多弦楽器の暴奏

心よりいず、願わくば再び心に至らんことを

心よりいず、願わくば再び心に至らんことを

アストル・ピアソラ

1992年7月4日にピアソラが没して16年になる。

モダンタンゴの巨匠と呼ばれた彼は、パリの自宅でに倒れて大統領専用機でアルゼンチンに帰国する。こんなアーティスト他にいるだろうか?。その後、数ヶ月の闘病後7月4日に亡くなり、ブエノスアイレスの街は3日間喪に服したという。彼がいかに偉大な存在だったか伺えるエピソードだ。

今日は週末なのでピアソラの音楽に浸ろうとCDを探す。コレクションするつもりはなかったが、意外と出てくる。
La Camorra、Piazzola Classics、The Vienna Concert、Adios Nonino、Summit、Lumiere、Persecuta & Biyuya、Five Tango Sensations、Tango Zero Hour(←これが最高)

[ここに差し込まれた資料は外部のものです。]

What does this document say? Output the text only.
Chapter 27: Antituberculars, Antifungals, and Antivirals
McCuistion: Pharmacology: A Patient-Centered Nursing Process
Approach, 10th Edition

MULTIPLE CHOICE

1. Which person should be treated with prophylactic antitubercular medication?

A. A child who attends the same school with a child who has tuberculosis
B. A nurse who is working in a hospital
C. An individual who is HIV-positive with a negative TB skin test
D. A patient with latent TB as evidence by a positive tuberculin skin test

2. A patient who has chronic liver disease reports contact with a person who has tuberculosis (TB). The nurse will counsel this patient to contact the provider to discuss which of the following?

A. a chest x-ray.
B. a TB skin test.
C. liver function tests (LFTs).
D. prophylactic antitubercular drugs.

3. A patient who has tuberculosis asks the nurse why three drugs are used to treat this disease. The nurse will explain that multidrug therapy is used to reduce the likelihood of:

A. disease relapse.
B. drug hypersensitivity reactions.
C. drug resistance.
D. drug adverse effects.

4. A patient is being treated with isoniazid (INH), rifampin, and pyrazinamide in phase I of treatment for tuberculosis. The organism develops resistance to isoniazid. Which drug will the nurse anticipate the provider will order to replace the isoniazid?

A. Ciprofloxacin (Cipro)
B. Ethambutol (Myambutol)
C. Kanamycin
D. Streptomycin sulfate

ほとんどが没後にCD化されたものが多い。確かピアソラが亡くなって5年後ぐらいに、ピアソラブームがあったのを記憶している。クラシックやジャズの演奏家がこぞってピアソラを取り上げたのだ。

ギタリストとして個人的に好きなのは・・・ピアソラが彼らに送ったとされる、アサド兄弟のタンゴ組曲は素晴らしい。ディメオラも多く彼の曲を取り上げていて、ワールド・シンフォニアの同曲の演奏を大阪ブルーノートで観た時の感動を今でも忘れない。彼がピアソラに捧げた「Last Tango For Astor」を聴くとディメオラがどれだけ影響されたか、解るような気がする。多くのクラシックギター演奏家が「天使のミロンガ」や「リベルタンゴ」を弾いている。

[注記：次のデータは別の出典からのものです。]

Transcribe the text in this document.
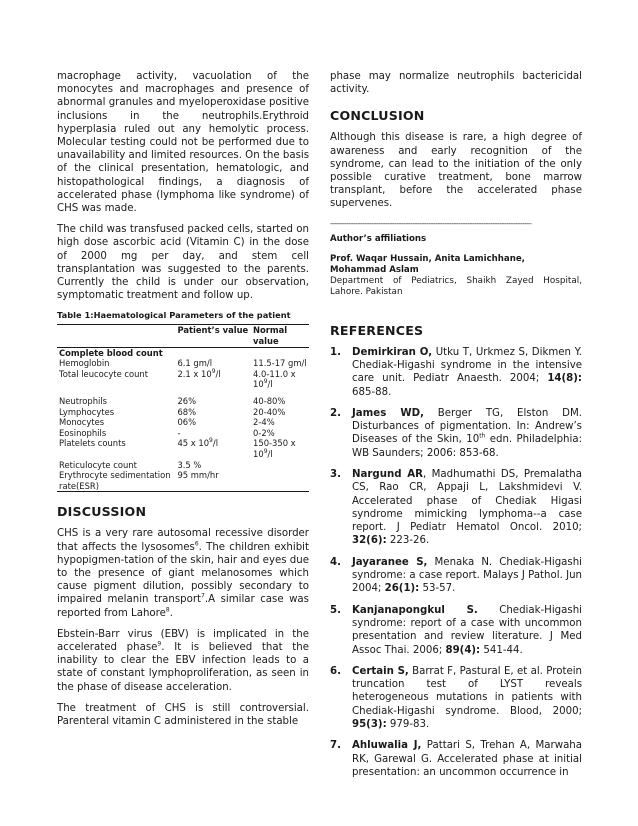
macrophage activity, vacuolation of the monocytes and macrophages and presence of abnormal granules and myeloperoxidase positive inclusions in the neutrophils.Erythroid hyperplasia ruled out any hemolytic process. Molecular testing could not be performed due to unavailability and limited resources. On the basis of the clinical presentation, hematologic, and histopathological findings, a diagnosis of accelerated phase (lymphoma like syndrome) of CHS was made.

The child was transfused packed cells, started on high dose ascorbic acid (Vitamin C) in the dose of 2000 mg per day, and stem cell transplantation was suggested to the parents. Currently the child is under our observation, symptomatic treatment and follow up.

Table 1:Haematological Parameters of the patient
	Patient’s value	Normal value
Complete blood count		
Hemoglobin	6.1 gm/l	11.5-17 gm/l
Total leucocyte count	2.1 x $10^9/l$	4.0-11.0 x $10^9/l$
Neutrophils	26%	40-80%
Lymphocytes	68%	20-40%
Monocytes	06%	2-4%
Eosinophils	-	0-2%
Platelets counts	45 x $10^9/l$	150-350 x $10^9/l$
Reticulocyte count	3.5 %	
Erythrocyte sedimentation rate(ESR)	95 mm/hr	
DISCUSSION

CHS is a very rare autosomal recessive disorder that affects the lysosomes$^6$. The children exhibit hypopigmen-tation of the skin, hair and eyes due to the presence of giant melanosomes which cause pigment dilution, possibly secondary to impaired melanin transport$^7$.A similar case was reported from Lahore$^8$.

Ebstein-Barr virus (EBV) is implicated in the accelerated phase$^9$. It is believed that the inability to clear the EBV infection leads to a state of constant lymphoproliferation, as seen in the phase of disease acceleration.

The treatment of CHS is still controversial. Parenteral vitamin C administered in the stable

phase may normalize neutrophils bactericidal activity.

CONCLUSION

Although this disease is rare, a high degree of awareness and early recognition of the syndrome, can lead to the initiation of the only possible curative treatment, bone marrow transplant, before the accelerated phase supervenes.

----------------------------------------------------------------------------------------
Author’s affiliations
Prof. Waqar Hussain, Anita Lamichhane,
Mohammad Aslam
Department of Pediatrics, Shaikh Zayed Hospital, Lahore. Pakistan
REFERENCES
1. Demirkiran O, Utku T, Urkmez S, Dikmen Y. Chediak-Higashi syndrome in the intensive care unit. Pediatr Anaesth. 2004; 14(8): 685-88.
2. James WD, Berger TG, Elston DM. Disturbances of pigmentation. In: Andrew’s Diseases of the Skin, 10th edn. Philadelphia: WB Saunders; 2006: 853-68.
3. Nargund AR, Madhumathi DS, Premalatha CS, Rao CR, Appaji L, Lakshmidevi V. Accelerated phase of Chediak Higasi syndrome mimicking lymphoma--a case report. J Pediatr Hematol Oncol. 2010; 32(6): 223-26.
4. Jayaranee S, Menaka N. Chediak-Higashi syndrome: a case report. Malays J Pathol. Jun 2004; 26(1): 53-57.
5. Kanjanapongkul S. Chediak-Higashi syndrome: report of a case with uncommon presentation and review literature. J Med Assoc Thai. 2006; 89(4): 541-44.
6. Certain S, Barrat F, Pastural E, et al. Protein truncation test of LYST reveals heterogeneous mutations in patients with Chediak-Higashi syndrome. Blood, 2000; 95(3): 979-83.
7. Ahluwalia J, Pattari S, Trehan A, Marwaha RK, Garewal G. Accelerated phase at initial presentation: an uncommon occurrence in
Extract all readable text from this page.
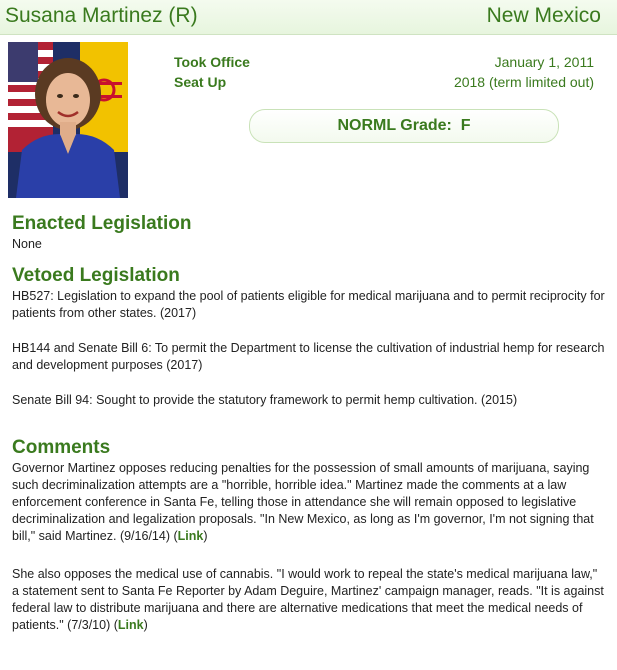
Susana Martinez (R)	New Mexico
Took Office	January 1, 2011
Seat Up	2018 (term limited out)
NORML Grade: F
Enacted Legislation

None

Vetoed Legislation

HB527: Legislation to expand the pool of patients eligible for medical marijuana and to permit reciprocity for patients from other states. (2017)

HB144 and Senate Bill 6: To permit the Department to license the cultivation of industrial hemp for research and development purposes (2017)

Senate Bill 94: Sought to provide the statutory framework to permit hemp cultivation. (2015)

Comments

Governor Martinez opposes reducing penalties for the possession of small amounts of marijuana, saying such decriminalization attempts are a "horrible, horrible idea." Martinez made the comments at a law enforcement conference in Santa Fe, telling those in attendance she will remain opposed to legislative decriminalization and legalization proposals. "In New Mexico, as long as I'm governor, I'm not signing that bill," said Martinez. (9/16/14) (Link)

She also opposes the medical use of cannabis. "I would work to repeal the state's medical marijuana law," a statement sent to Santa Fe Reporter by Adam Deguire, Martinez' campaign manager, reads. "It is against federal law to distribute marijuana and there are alternative medications that meet the medical needs of patients." (7/3/10) (Link)
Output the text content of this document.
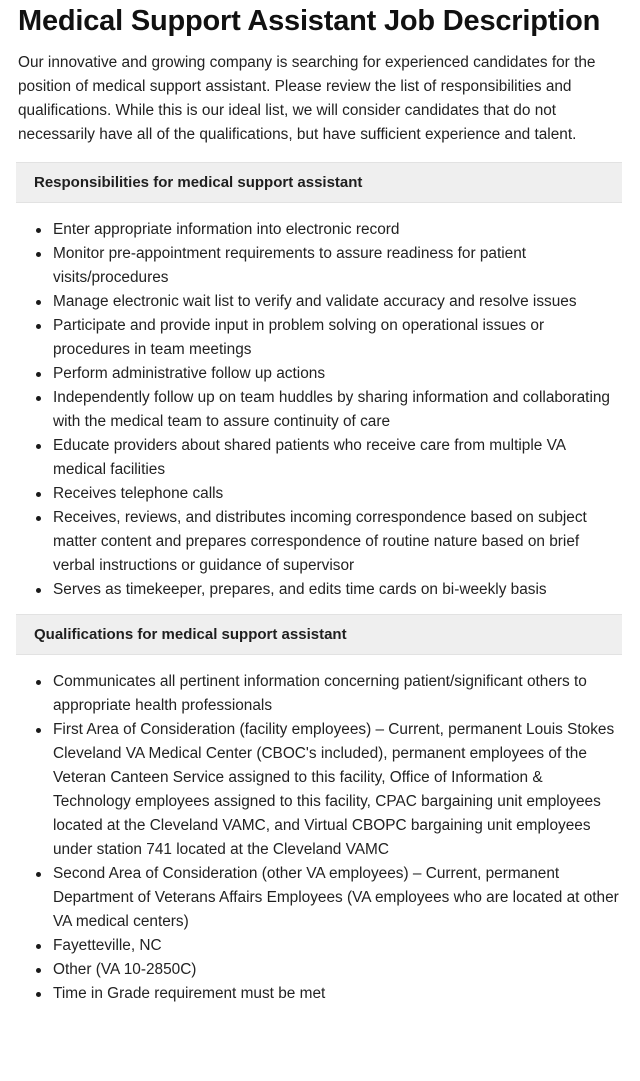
Medical Support Assistant Job Description

Our innovative and growing company is searching for experienced candidates for the position of medical support assistant. Please review the list of responsibilities and qualifications. While this is our ideal list, we will consider candidates that do not necessarily have all of the qualifications, but have sufficient experience and talent.

Responsibilities for medical support assistant
Enter appropriate information into electronic record
Monitor pre-appointment requirements to assure readiness for patient visits/procedures
Manage electronic wait list to verify and validate accuracy and resolve issues
Participate and provide input in problem solving on operational issues or procedures in team meetings
Perform administrative follow up actions
Independently follow up on team huddles by sharing information and collaborating with the medical team to assure continuity of care
Educate providers about shared patients who receive care from multiple VA medical facilities
Receives telephone calls
Receives, reviews, and distributes incoming correspondence based on subject matter content and prepares correspondence of routine nature based on brief verbal instructions or guidance of supervisor
Serves as timekeeper, prepares, and edits time cards on bi-weekly basis
Qualifications for medical support assistant
Communicates all pertinent information concerning patient/significant others to appropriate health professionals
First Area of Consideration (facility employees) – Current, permanent Louis Stokes Cleveland VA Medical Center (CBOC's included), permanent employees of the Veteran Canteen Service assigned to this facility, Office of Information & Technology employees assigned to this facility, CPAC bargaining unit employees located at the Cleveland VAMC, and Virtual CBOPC bargaining unit employees under station 741 located at the Cleveland VAMC
Second Area of Consideration (other VA employees) – Current, permanent Department of Veterans Affairs Employees (VA employees who are located at other VA medical centers)
Fayetteville, NC
Other (VA 10-2850C)
Time in Grade requirement must be met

重圧で強烈なリズム。計算され尽くした楽曲の構造。鳥肌が立つぐらいの美しいメロディー。まさしく孤高の存在だ。
アルバムのライナーノーツに、「ピアソラの音楽は大海の荒波を進む船のようだ。」と書かれた言葉を思い出す。

読売新聞の7月6日の夕刊のピアソラの訃報の記事をみて彼が亡くなった事を知り、その新聞を今でも大切に保存している。
まだネットが普及していなかった十数年前の事だ。